TELOSscope: The Telos Press Blog

Matthias Küntzel on the Historical Background of Iranian Antisemitism

Writing at The Tower website, Ben Cohen examines Ali Khamenei’s eliminationist rhetoric toward Israel, as well as the responses of Western politicians in the wake of the Iran nuclear deal. Cohen’s article “Global Anti-Semitism Has a New Leader” draws on the historical research recently introduced by Matthias Küntzel in his book Germany and Iran: From the Aryan Axis to the Nuclear Threshold, now available in our online store.

Here is an excerpt from Cohen’s piece:

The echoes of Nazism in Khamenei’s rants are not a coincidence. As the German scholar Matthias Küntzel explains in his fascinating Germany and Iran: From the Aryan Axis to the Nuclear Threshold, a long-standing “Germanophilia” among Iranians presented the Nazis with a ready audience for their propaganda, which stressed the common racial origins of Aryans and the majority population of Iran (“the land of the Aryans”). Its clearest expression took shape in the Persian-language broadcasts of Radio Zeesen, named after the small town south of Berlin where its offices were located.

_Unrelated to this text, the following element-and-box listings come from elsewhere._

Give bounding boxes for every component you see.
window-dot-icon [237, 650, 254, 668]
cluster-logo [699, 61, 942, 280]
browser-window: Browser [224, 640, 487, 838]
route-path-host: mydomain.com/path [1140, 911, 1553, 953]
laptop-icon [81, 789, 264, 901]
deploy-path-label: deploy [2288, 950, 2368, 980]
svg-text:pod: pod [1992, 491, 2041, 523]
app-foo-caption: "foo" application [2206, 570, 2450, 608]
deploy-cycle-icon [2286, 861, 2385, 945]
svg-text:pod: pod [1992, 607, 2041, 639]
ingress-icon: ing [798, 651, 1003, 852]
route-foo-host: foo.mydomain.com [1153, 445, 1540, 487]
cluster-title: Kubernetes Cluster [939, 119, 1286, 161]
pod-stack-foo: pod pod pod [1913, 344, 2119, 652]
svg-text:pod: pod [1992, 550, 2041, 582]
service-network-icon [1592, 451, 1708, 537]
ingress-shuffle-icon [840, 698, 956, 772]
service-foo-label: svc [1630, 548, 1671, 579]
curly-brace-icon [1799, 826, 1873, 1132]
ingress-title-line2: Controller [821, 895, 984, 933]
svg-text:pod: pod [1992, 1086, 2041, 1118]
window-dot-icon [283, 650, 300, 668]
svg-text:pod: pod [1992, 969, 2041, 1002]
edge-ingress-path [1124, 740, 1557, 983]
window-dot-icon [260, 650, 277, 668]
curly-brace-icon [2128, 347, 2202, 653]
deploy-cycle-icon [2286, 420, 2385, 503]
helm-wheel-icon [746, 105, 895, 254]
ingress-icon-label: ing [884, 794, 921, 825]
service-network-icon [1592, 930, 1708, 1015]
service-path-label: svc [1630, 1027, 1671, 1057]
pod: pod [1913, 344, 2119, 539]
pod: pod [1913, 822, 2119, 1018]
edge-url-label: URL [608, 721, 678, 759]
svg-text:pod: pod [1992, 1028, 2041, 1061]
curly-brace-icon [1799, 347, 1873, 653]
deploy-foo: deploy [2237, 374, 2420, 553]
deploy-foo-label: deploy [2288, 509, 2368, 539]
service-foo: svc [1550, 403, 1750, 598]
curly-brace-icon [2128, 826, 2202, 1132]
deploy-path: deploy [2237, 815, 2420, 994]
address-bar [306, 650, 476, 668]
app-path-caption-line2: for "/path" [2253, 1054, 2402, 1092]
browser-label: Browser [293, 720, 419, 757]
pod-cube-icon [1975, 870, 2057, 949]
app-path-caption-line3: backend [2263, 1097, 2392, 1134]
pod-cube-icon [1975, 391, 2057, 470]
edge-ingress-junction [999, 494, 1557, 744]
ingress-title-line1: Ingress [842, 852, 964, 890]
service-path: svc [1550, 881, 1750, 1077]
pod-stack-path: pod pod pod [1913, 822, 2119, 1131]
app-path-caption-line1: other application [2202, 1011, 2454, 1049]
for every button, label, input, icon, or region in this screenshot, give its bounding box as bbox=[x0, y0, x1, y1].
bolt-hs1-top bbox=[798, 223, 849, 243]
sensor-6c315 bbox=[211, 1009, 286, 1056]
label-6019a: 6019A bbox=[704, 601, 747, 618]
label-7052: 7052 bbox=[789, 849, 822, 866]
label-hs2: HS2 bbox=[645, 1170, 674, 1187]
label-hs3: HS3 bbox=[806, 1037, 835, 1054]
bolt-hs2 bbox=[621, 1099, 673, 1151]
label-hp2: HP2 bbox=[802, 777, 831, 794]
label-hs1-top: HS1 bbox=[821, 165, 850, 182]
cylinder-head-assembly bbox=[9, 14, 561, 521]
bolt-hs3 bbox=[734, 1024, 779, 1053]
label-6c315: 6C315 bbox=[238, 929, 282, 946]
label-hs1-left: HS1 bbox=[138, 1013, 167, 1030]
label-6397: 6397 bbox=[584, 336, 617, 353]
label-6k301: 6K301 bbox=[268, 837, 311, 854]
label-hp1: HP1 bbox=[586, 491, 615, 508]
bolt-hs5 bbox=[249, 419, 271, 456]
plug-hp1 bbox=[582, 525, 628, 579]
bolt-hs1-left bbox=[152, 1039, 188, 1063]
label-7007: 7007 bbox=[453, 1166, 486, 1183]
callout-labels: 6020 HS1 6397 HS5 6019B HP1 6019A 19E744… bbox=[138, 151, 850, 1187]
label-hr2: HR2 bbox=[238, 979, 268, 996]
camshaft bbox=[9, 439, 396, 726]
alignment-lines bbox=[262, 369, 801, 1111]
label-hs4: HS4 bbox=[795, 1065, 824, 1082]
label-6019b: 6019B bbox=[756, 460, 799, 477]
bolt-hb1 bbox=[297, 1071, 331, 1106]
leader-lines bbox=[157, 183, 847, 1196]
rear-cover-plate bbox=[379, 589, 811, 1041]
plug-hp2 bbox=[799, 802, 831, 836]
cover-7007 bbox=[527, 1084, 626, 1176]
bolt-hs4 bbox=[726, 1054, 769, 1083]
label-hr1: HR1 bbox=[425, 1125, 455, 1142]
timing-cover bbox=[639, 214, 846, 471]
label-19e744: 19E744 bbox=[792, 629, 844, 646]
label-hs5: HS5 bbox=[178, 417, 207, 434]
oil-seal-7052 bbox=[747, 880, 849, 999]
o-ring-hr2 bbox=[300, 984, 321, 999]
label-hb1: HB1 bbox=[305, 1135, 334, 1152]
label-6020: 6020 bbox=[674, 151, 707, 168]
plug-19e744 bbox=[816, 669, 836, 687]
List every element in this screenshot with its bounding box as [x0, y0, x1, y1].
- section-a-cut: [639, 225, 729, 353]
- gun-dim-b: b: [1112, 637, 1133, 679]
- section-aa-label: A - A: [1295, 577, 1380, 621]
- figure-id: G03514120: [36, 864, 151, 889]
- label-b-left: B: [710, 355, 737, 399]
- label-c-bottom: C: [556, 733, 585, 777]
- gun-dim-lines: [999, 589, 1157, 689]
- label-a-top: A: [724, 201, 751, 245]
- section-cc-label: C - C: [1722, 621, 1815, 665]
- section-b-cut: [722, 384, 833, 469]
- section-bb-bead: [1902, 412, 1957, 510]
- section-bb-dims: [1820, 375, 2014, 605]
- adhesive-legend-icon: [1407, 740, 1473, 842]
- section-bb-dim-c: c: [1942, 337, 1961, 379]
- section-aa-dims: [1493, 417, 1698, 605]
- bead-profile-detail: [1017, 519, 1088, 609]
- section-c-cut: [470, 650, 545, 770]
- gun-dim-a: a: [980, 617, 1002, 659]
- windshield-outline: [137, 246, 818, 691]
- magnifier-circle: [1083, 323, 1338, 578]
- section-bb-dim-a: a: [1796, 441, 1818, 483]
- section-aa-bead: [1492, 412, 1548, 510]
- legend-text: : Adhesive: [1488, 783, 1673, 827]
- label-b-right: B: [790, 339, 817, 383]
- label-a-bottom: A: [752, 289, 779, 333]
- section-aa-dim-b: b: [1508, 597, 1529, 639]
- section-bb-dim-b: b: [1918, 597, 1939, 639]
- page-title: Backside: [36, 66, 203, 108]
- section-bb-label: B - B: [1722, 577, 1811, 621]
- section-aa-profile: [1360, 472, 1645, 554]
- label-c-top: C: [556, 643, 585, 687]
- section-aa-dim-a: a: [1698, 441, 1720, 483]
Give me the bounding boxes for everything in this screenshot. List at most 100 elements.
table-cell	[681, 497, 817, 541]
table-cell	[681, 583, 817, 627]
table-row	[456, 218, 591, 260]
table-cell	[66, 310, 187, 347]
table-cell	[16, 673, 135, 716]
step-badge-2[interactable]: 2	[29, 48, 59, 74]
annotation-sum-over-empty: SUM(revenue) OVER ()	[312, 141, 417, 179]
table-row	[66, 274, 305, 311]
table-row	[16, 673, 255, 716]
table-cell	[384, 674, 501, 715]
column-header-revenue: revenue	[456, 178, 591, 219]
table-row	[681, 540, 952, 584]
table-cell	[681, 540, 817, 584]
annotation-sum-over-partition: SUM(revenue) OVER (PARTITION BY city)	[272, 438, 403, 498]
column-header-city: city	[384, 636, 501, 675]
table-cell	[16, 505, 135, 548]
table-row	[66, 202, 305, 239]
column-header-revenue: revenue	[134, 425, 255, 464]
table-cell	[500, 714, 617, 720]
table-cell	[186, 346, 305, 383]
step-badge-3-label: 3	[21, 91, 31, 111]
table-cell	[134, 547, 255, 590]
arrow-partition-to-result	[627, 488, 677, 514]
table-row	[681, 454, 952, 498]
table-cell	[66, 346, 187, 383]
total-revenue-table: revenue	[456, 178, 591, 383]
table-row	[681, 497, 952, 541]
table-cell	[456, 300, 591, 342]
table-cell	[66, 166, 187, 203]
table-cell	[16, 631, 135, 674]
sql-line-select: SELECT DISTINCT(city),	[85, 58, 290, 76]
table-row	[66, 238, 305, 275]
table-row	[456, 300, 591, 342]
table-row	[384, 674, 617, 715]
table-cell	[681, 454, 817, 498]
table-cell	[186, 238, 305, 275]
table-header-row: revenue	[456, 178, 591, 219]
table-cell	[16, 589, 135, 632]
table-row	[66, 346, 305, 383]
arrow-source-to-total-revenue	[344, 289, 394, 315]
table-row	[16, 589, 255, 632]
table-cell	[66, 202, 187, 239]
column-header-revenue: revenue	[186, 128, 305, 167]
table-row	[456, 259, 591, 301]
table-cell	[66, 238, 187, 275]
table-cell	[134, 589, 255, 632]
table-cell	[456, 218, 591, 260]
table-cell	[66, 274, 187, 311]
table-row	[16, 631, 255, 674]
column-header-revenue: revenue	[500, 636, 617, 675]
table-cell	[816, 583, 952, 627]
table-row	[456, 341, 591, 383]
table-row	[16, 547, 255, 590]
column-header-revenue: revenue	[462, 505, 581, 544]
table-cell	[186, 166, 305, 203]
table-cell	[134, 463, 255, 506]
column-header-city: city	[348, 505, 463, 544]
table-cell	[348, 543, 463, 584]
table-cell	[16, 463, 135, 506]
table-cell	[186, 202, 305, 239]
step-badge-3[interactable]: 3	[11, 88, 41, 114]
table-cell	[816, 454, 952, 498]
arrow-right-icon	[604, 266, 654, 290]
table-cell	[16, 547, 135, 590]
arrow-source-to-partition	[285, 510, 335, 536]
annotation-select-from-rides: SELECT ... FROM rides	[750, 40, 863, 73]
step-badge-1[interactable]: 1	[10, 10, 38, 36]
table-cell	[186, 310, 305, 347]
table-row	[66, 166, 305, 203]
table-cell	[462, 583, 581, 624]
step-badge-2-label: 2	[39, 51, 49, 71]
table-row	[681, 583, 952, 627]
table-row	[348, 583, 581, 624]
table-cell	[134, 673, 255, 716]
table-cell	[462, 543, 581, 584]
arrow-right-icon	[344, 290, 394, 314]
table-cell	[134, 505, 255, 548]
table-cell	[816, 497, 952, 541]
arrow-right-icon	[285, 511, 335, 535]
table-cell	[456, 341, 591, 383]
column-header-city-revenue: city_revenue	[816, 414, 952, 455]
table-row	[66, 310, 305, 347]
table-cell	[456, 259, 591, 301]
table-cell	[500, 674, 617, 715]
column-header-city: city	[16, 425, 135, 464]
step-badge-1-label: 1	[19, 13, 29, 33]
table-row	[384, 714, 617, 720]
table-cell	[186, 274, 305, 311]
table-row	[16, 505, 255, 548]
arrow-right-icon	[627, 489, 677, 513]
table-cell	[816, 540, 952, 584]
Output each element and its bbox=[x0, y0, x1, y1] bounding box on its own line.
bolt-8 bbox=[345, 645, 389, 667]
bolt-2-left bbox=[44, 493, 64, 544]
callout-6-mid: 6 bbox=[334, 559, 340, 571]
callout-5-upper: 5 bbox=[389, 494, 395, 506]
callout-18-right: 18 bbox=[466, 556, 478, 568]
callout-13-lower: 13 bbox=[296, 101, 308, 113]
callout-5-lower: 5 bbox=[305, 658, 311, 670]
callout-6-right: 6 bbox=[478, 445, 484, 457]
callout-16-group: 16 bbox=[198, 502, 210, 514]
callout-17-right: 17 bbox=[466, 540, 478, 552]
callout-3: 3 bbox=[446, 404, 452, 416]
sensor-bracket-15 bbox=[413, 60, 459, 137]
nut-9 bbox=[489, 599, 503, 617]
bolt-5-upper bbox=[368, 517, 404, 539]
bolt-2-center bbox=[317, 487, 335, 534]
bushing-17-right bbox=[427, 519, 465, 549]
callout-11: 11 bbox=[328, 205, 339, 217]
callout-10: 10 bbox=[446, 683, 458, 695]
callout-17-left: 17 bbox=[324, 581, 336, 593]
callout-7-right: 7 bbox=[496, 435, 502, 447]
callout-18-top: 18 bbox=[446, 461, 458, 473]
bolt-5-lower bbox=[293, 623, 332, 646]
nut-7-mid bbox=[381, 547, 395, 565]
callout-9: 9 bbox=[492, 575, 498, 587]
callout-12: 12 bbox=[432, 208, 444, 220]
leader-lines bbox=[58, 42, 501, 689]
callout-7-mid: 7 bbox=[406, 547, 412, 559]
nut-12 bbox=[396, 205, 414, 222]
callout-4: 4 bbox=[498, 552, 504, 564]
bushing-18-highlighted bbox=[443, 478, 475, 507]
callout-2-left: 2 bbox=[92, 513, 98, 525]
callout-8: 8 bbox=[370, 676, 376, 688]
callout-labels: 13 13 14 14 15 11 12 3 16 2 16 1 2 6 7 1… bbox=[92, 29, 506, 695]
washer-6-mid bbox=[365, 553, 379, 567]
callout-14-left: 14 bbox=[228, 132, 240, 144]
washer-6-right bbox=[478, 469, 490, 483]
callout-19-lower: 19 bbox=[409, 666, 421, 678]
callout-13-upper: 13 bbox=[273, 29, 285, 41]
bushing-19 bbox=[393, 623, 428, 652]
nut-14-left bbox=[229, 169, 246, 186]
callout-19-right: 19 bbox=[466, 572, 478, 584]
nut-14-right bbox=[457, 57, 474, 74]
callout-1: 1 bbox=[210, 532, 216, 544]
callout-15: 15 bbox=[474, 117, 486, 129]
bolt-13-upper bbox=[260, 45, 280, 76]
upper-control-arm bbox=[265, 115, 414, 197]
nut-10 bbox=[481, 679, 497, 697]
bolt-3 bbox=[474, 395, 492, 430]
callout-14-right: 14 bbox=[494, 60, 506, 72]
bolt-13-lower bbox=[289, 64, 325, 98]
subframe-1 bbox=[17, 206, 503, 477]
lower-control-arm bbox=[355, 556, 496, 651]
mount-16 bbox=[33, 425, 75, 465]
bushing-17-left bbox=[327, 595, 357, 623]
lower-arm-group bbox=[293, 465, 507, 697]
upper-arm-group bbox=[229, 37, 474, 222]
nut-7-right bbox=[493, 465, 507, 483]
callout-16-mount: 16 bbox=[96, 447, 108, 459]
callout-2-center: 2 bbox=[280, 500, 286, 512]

In addition to the shared Aryanism myth, other core themes revolved around the symbiosis between anti-Semitism and anti-Americanism. “Every American who comes to the Orient does so on the instructions of the Jews,” Fritz Grobba, Hitler’s ambassador in Iraq—who played a major role in inciting the June 1941 Farhud pogrom against the Jews of Baghdad—told Radio Zeesen’s large audience. “The Jews are pulling the American strings.”

While eyewitness reports of crowds in bazaars, town squares, and coffee houses hunched over wireless sets attest to Radio Zeesen’s popularity, one listener was able to tune in privately, using a trusty, British-made Pye radio. That individual was Ayatollah Khomeini, who returned to the Shi’a holy city of Qom in 1936 at the beginning of his long march to the leadership of the Islamic Republic that emerged from revolutionary turmoil 43 years later.

Khomeini, says Küntzel, was a “connoisseur” of European anti-Semitism whose own writings betray the strong influence of Nazi doctrine on the “Jewish Question.” For example, in his key tract, The Islamic State, Khomeini wrote contemptuously of the “Jews” and their ambition for a “Jewish world state. . . . And since they are liars and determined, I fear that they—God preserve us!—will one day achieve their goal.”